Why assemble your own ethernet cables? Many online stores sell them for only a couple of dollars each. But certain situations call for using your own custom-wired cables. Maybe you need enough of them to make DIY cables cost-effective; maybe you have unique length requirements; maybe you need to replace broken plugs, or maybe you just want to use up excess cable that you have on hand and would otherwise waste.
I'll identify the parts and tools that you'll need, and then I'll explain how to assemble each cable. With the right equipment, you can crank out customized cables in seconds.
What You Need
Let's start with the cables. For gigabit network cabling, select Category 5e (Cat 5e) or better.
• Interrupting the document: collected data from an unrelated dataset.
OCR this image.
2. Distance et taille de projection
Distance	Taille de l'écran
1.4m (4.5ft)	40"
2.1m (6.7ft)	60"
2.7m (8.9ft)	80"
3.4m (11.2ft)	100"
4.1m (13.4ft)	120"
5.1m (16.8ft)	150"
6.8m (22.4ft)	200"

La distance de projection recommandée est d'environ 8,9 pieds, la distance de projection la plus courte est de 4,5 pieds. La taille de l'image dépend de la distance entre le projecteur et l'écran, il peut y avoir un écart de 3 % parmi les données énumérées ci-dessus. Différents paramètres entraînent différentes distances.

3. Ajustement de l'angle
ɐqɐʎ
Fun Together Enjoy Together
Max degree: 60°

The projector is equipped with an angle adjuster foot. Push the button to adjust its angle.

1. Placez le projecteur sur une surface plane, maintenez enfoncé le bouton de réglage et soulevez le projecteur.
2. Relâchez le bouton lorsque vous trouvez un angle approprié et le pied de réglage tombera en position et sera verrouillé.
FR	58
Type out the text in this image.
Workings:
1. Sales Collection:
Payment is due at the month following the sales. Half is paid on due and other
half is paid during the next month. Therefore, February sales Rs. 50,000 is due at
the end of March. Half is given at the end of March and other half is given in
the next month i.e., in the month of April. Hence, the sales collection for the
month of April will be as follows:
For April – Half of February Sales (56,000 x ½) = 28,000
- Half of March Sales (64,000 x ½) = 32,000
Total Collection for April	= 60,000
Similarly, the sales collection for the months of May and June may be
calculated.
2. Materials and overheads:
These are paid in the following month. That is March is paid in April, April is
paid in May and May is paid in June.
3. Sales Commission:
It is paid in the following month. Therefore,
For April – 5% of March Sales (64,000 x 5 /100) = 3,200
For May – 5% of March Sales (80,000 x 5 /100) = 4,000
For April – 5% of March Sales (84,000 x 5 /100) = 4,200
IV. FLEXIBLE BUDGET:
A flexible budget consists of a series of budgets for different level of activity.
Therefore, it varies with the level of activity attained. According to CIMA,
Cat 6 cables support up to 10-gigabit networks and are fully backward-compatible, but most home users don't have any 10-gigabit to support.
You'll also need to choose between shielded twisted-pair (STP) and unshielded twisted-pair (UTP) cabling. Either type should work just fine, though STP might be better if you're running cables over long distances and with lots of potential for electrical interference. Finally, decide between solid-core and stranded wires. I opted for solid-core, since I had a lot of that type left over from my home ethernet wiring project.
You'll be attaching ethernet plugs to each end of each cable, along with boots slightly behind them to protect the plastic tabs. Buy plugs that match your cable choice-solid-core or stranded-and enough boots to complement each plug. I bought an assortment of colors so that I could keep track of my network wiring more easily.
You'll need a wire cutter, wire stripper, or pair of scissors, and an RJ45 crimper. You may be able to borrow these tools from a friend or IT department at your work, or you can buy them online. I purchased everything I needed from Monoprice.com.
To verify that the wiring is correct, you'll also want a tester; they retail for $25 or more. Alternatively, you can make your own, as I did. I wired an ethernet keystone jack to a 9-volt battery, a 470-ohm resistor (in series), and four red LEDs (in parallel) so that each pair of wires is associated with its own LED, looping through those parts. I then wired a separate jack in a loopback configuration, so that pairs of wire complete the circuit on the opposite end, bridging 1 and 2, 3 and 4, 5 and 6, and 7 and 8. If the cable that I plug between the two jacks is good, the cable will bridge each circuit, lighting one LED for each completed (and properly functioning) pair.
Wire Them Up
Slide a boot onto the end of the cable, leaving the large boot opening toward the bare end of the cable. Strip about 1 inch of the cable jacket away. Notch down at the end of the jacket, and tear another inch away, using your fingernails or the string inside the cable if available. Trim this jacket off.
This process ensures that you'll have an exposed and unnicked section of cable to work with; when making the first pass at stripping off the jacket, you may have scored or slightly cut the wires inside.
Untwist and straighten the pairs of wires. I like to hold the bundle in one hand and then tug my thumb and finger across the rest. Another approach is to hold both ends of the exposed wire and gently draw it across a curved table-edge. In any event, treat it well, because needless wrangling could damage the wire.